Dans le cadre du Projet d’appui au marché financier unifié d’Afrique centrale (PAMFUAC), la Banque des États de l’Afrique centrale (BEAC) remet sur la table son mécanisme incitatif destiné à encourager les entreprises à s’introduire à la Bourse des valeurs mobilières de l’Afrique centrale (BVMAC). L’enveloppe mobilisée, d’un montant de 223 780 dollars américains (environ 142,9 millions FCFA), doit permettre de prendre en charge une partie des coûts d’introduction en bourse pour quatre sociétés.

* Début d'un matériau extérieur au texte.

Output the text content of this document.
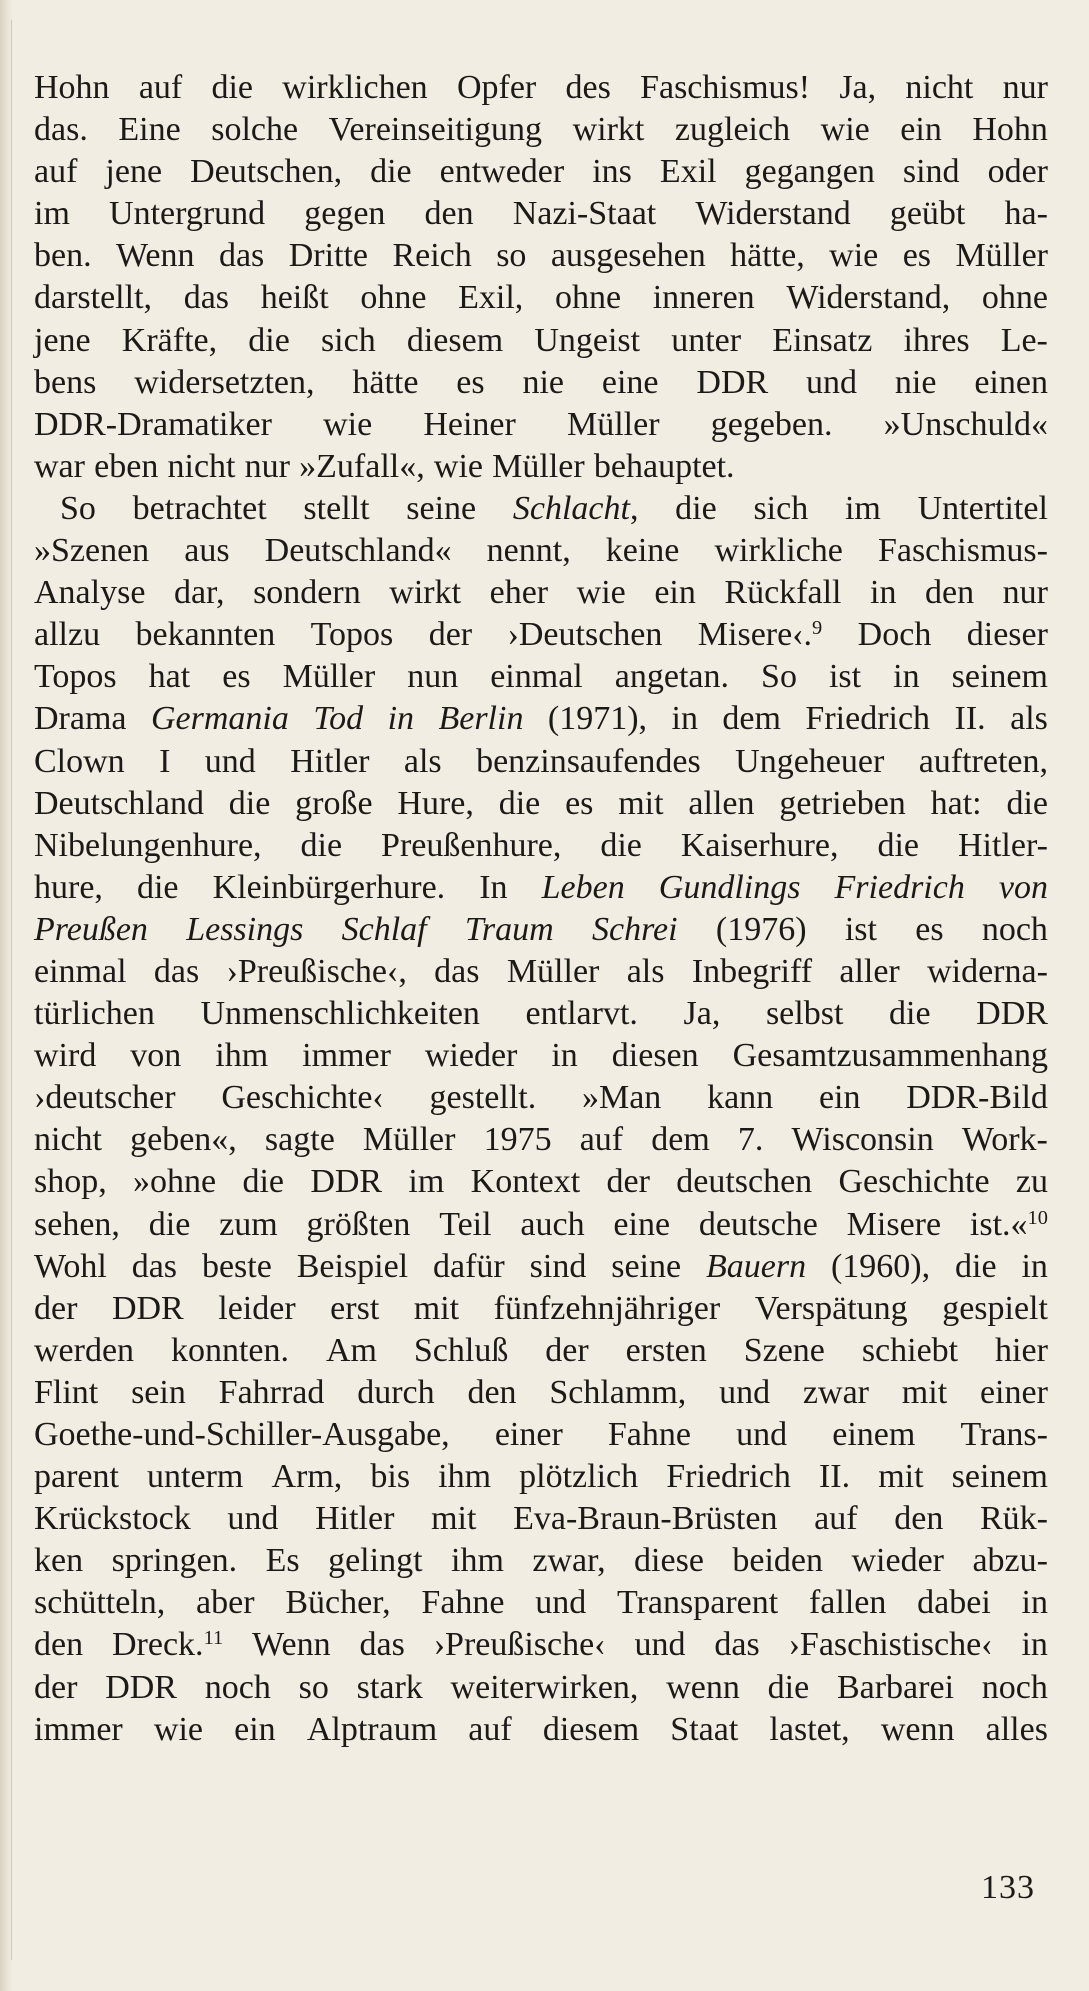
Hohn auf die wirklichen Opfer des Faschismus! Ja, nicht nur
das. Eine solche Vereinseitigung wirkt zugleich wie ein Hohn
auf jene Deutschen, die entweder ins Exil gegangen sind oder
im Untergrund gegen den Nazi-Staat Widerstand geübt ha-
ben. Wenn das Dritte Reich so ausgesehen hätte, wie es Müller
darstellt, das heißt ohne Exil, ohne inneren Widerstand, ohne
jene Kräfte, die sich diesem Ungeist unter Einsatz ihres Le-
bens widersetzten, hätte es nie eine DDR und nie einen
DDR-Dramatiker wie Heiner Müller gegeben. »Unschuld«
war eben nicht nur »Zufall«, wie Müller behauptet.
So betrachtet stellt seine Schlacht, die sich im Untertitel
»Szenen aus Deutschland« nennt, keine wirkliche Faschismus-
Analyse dar, sondern wirkt eher wie ein Rückfall in den nur
allzu bekannten Topos der ›Deutschen Misere‹.$^9$ Doch dieser
Topos hat es Müller nun einmal angetan. So ist in seinem
Drama Germania Tod in Berlin (1971), in dem Friedrich II. als
Clown I und Hitler als benzinsaufendes Ungeheuer auftreten,
Deutschland die große Hure, die es mit allen getrieben hat: die
Nibelungenhure, die Preußenhure, die Kaiserhure, die Hitler-
hure, die Kleinbürgerhure. In Leben Gundlings Friedrich von
Preußen Lessings Schlaf Traum Schrei (1976) ist es noch
einmal das ›Preußische‹, das Müller als Inbegriff aller widerna-
türlichen Unmenschlichkeiten entlarvt. Ja, selbst die DDR
wird von ihm immer wieder in diesen Gesamtzusammenhang
›deutscher Geschichte‹ gestellt. »Man kann ein DDR-Bild
nicht geben«, sagte Müller 1975 auf dem 7. Wisconsin Work-
shop, »ohne die DDR im Kontext der deutschen Geschichte zu
sehen, die zum größten Teil auch eine deutsche Misere ist.«$^{10}$
Wohl das beste Beispiel dafür sind seine Bauern (1960), die in
der DDR leider erst mit fünfzehnjähriger Verspätung gespielt
werden konnten. Am Schluß der ersten Szene schiebt hier
Flint sein Fahrrad durch den Schlamm, und zwar mit einer
Goethe-und-Schiller-Ausgabe, einer Fahne und einem Trans-
parent unterm Arm, bis ihm plötzlich Friedrich II. mit seinem
Krückstock und Hitler mit Eva-Braun-Brüsten auf den Rük-
ken springen. Es gelingt ihm zwar, diese beiden wieder abzu-
schütteln, aber Bücher, Fahne und Transparent fallen dabei in
den Dreck.$^{11}$ Wenn das ›Preußische‹ und das ›Faschistische‹ in
der DDR noch so stark weiterwirken, wenn die Barbarei noch
immer wie ein Alptraum auf diesem Staat lastet, wenn alles
133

Financée par la Banque africaine de développement (BAD) à travers le Fonds d’aide au secteur privé africain (FAPA), cette initiative s’inscrit dans une stratégie visant à lever les freins structurels à la cotation, en particulier le coût initial jugé élevé par les entreprises de la sous-région. Les dépenses d’introduction à la bourse concernent en effet quatre rubriques : la commission de visa de la COSUMAF, la commission d’introduction en bourse de la BVMAC, les frais du conseil juridique ayant signé le document d’information rempli par la société, les frais de commissaire aux comptes ayant certifié les comptes présentés dans le document d’information de l’entreprise.

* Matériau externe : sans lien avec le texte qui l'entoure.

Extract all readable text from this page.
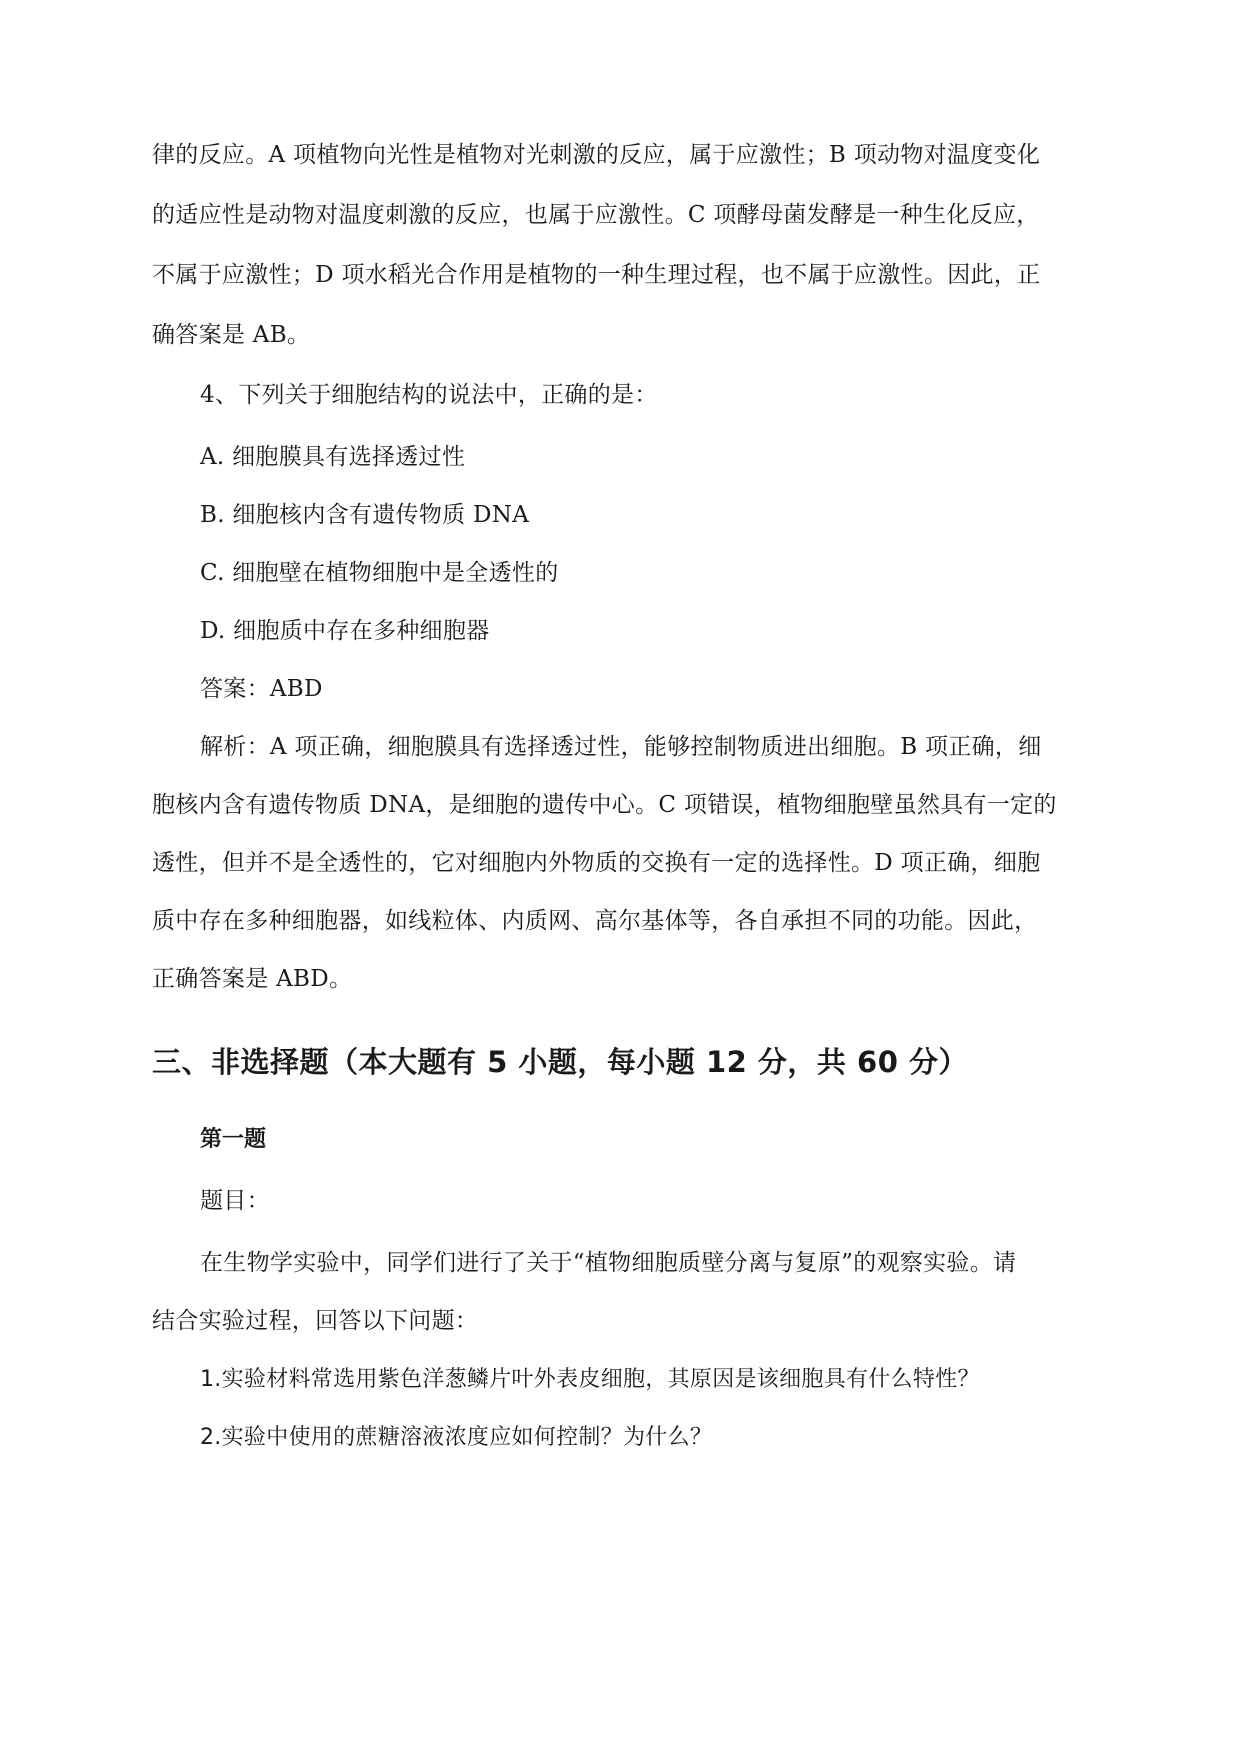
律的反应。A 项植物向光性是植物对光刺激的反应，属于应激性；B 项动物对温度变化

的适应性是动物对温度刺激的反应，也属于应激性。C 项酵母菌发酵是一种生化反应，

不属于应激性；D 项水稻光合作用是植物的一种生理过程，也不属于应激性。因此，正

确答案是 AB。

4、下列关于细胞结构的说法中，正确的是：

A. 细胞膜具有选择透过性

B. 细胞核内含有遗传物质 DNA

C. 细胞壁在植物细胞中是全透性的

D. 细胞质中存在多种细胞器

答案：ABD

解析：A 项正确，细胞膜具有选择透过性，能够控制物质进出细胞。B 项正确，细

胞核内含有遗传物质 DNA，是细胞的遗传中心。C 项错误，植物细胞壁虽然具有一定的

透性，但并不是全透性的，它对细胞内外物质的交换有一定的选择性。D 项正确，细胞

质中存在多种细胞器，如线粒体、内质网、高尔基体等，各自承担不同的功能。因此，

正确答案是 ABD。

三、非选择题（本大题有 5 小题，每小题 12 分，共 60 分）
第一题

题目：

在生物学实验中，同学们进行了关于“植物细胞质壁分离与复原”的观察实验。请

结合实验过程，回答以下问题：

1.实验材料常选用紫色洋葱鳞片叶外表皮细胞，其原因是该细胞具有什么特性？

2.实验中使用的蔗糖溶液浓度应如何控制？为什么？
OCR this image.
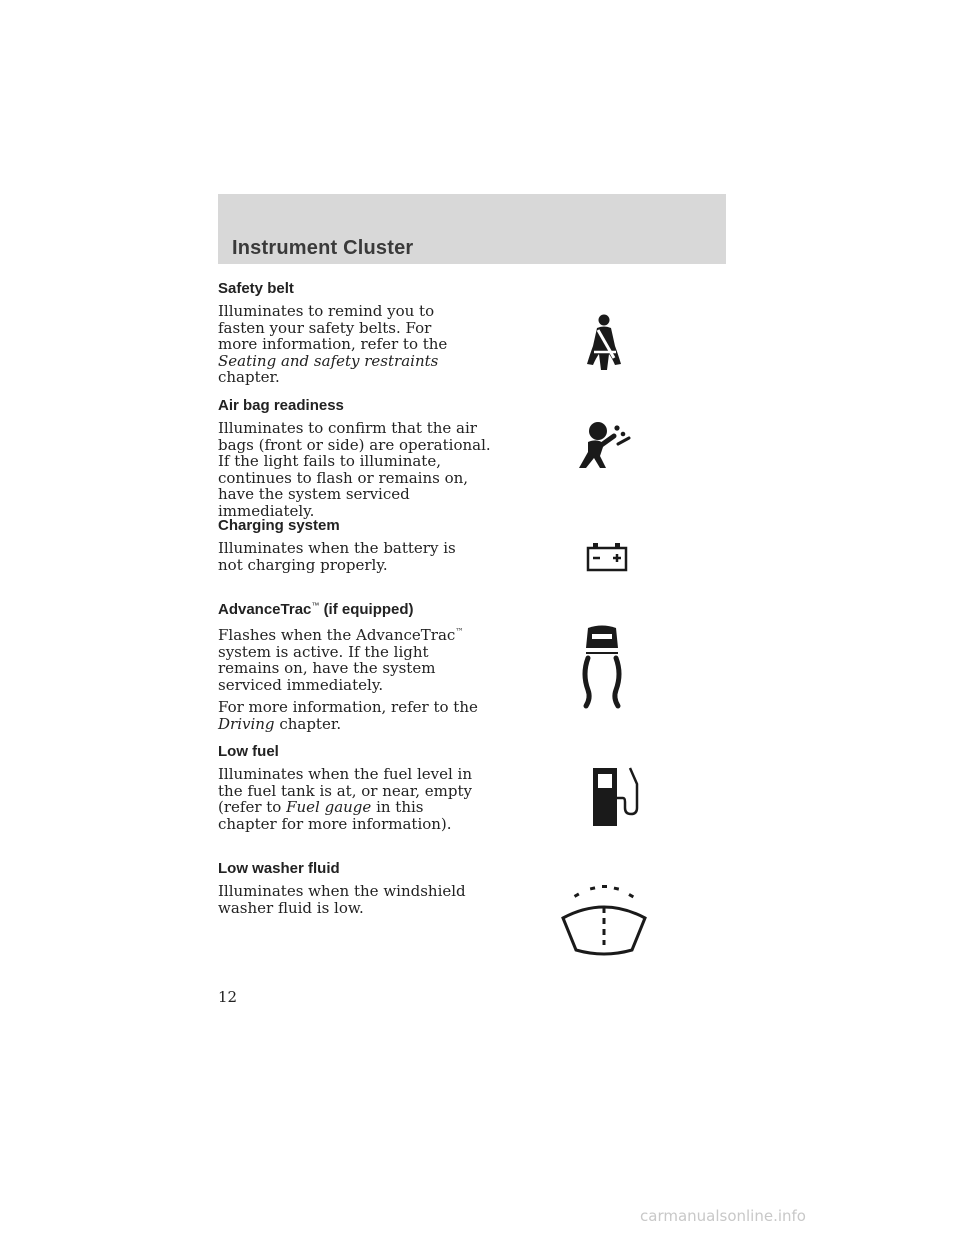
Instrument Cluster
Safety belt

Illuminates to remind you to fasten your safety belts. For more information, refer to the Seating and safety restraints chapter.

Air bag readiness
Illuminates to confirm that the air bags (front or side) are operational. If the light fails to illuminate, continues to flash or remains on, have the system serviced immediately.
Charging system
Illuminates when the battery is not charging properly.
AdvanceTrac™ (if equipped)

Flashes when the AdvanceTrac™ system is active. If the light remains on, have the system serviced immediately.

For more information, refer to the Driving chapter.

Low fuel

Illuminates when the fuel level in the fuel tank is at, or near, empty (refer to Fuel gauge in this chapter for more information).

Low washer fluid
Illuminates when the windshield washer fluid is low.
12
carmanualsonline.info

Ainsi, les sociétés candidates devront fournir un dossier complet incluant états financiers certifiés sur trois ans, documentation sur leur gouvernance, politique RSE et alignement avec les priorités stratégiques de la BAD. En contrepartie, elles s’engagent formellement à conduire une opération d’appel public à l’épargne (APE) et à faire coter leurs titres à la BVMAC. Les manifestations d’intérêt sont attendues au plus tard le 30 avril 2026.
Réticence
Cette relance intervient toutefois après un premier revers enregistré en 2025. Un appel similaire lancé en juillet de la même année avait été déclaré infructueux en octobre, faute d’un nombre suffisant de candidatures. Pourtant, les conditions financières étaient identiques et visaient déjà à accompagner quatre entreprises. Cet échec mettait ainsi en évidence la faible appétence des entreprises de la CEMAC pour la cotation boursière, malgré les incitations proposées par les autorités monétaires et leurs partenaires.

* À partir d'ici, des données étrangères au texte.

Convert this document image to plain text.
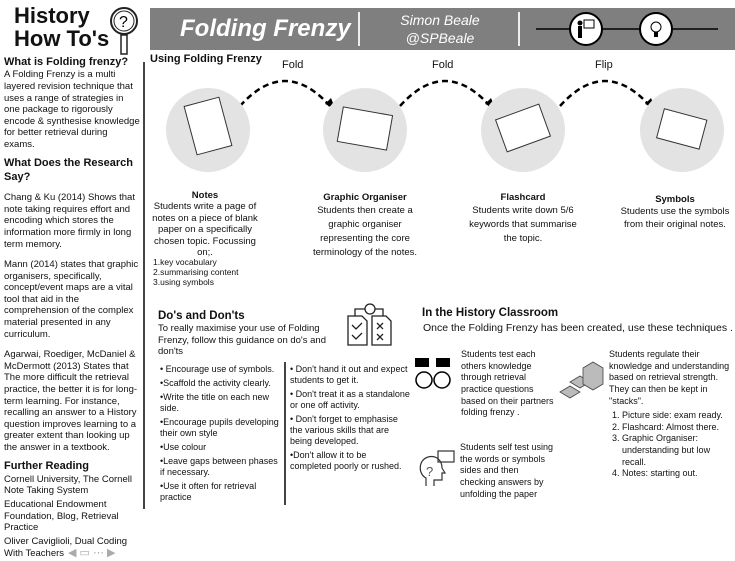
History
How To's
?
What is Folding frenzy?

A Folding Frenzy is a multi layered revision technique that uses a range of strategies in one package to rigorously encode & synthesise knowledge for better retrieval during exams.

What Does the Research Say?

Chang & Ku (2014) Shows that note taking requires effort and encoding which stores the information more firmly in long term memory.

Mann (2014) states that graphic organisers, specifically, concept/event maps are a vital tool that aid in the comprehension of the complex material presented in any curriculum.

Agarwai, Roediger, McDaniel & McDermott (2013) States that The more difficult the retrieval practice, the better it is for long-term learning. For instance, recalling an answer to a History question improves learning to a greater extent than looking up the answer in a textbook.

Further Reading
Cornell University, The Cornell Note Taking System
Educational Endowment Foundation, Blog, Retrieval Practice
Oliver Caviglioli, Dual Coding With Teachers ◀ ▭ ⋯ ▶
Folding Frenzy	Simon Beale
@SPBeale
Using Folding Frenzy Fold	Fold	Flip
Notes
Students write a page of notes on a piece of blank paper on a specifically chosen topic. Focussing on;.
1.key vocabulary
2.summarising content
3.using symbols
Graphic Organiser
Students then create a graphic organiser representing the core terminology of the notes.
Flashcard
Students write down 5/6 keywords that summarise the topic.
Symbols
Students use the symbols from their original notes.
Do's and Don'ts
To really maximise your use of Folding Frenzy, follow this guidance on do's and don'ts
• Encourage use of symbols.
•Scaffold the activity clearly.
•Write the title on each new side.
•Encourage pupils developing their own style
•Use colour
•Leave gaps between phases if necessary.
•Use it often for retrieval practice
• Don't hand it out and expect students to get it.
• Don't treat it as a standalone or one off activity.
• Don't forget to emphasise the various skills that are being developed.
•Don't allow it to be completed poorly or rushed.
In the History Classroom
Once the Folding Frenzy has been created, use these techniques .
Students test each others knowledge through retrieval practice questions based on their partners folding frenzy .
?
Students self test using the words or symbols sides and then checking answers by unfolding the paper
Students regulate their knowledge and understanding based on retrieval strength. They can then be kept in "stacks".
1. Picture side: exam ready.
2. Flashcard: Almost there.
3. Graphic Organiser: understanding but low recall.
4. Notes: starting out.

Lire aussi : CEMAC : la BAD finance l’introduction en bourse de quatre entreprises
Au-delà de la question des coûts, plusieurs facteurs structurels continuent de freiner le développement du marché actions dans la sous-région. Depuis l’unification du marché financier en 2019, seules deux entreprises ont été introduites à la BVMAC : la Société commerciale gabonaise de réassurance (SCG-Ré) et la banque équato-guinéenne Bange Bank. Alors que pas moins de 17 sociétés publiques avaient été identifiées dans cinq pays (hors Tchad) pour une éventuelle cotation. La plupart de ces projets restent toutefois à l’état d’intention. Pour la BVMAC, cette inertie traduit à la fois la réticence de nombreux dirigeants à soumettre leur gouvernance à l’évaluation publique et celle des autorités nationales à imposer la discipline qu’elles ont elles-mêmes décidée. À ces blocages s’ajoute la concurrence du marché des titres publics qui capte l’essentiel de l’épargne disponible au détriment du financement des entreprises.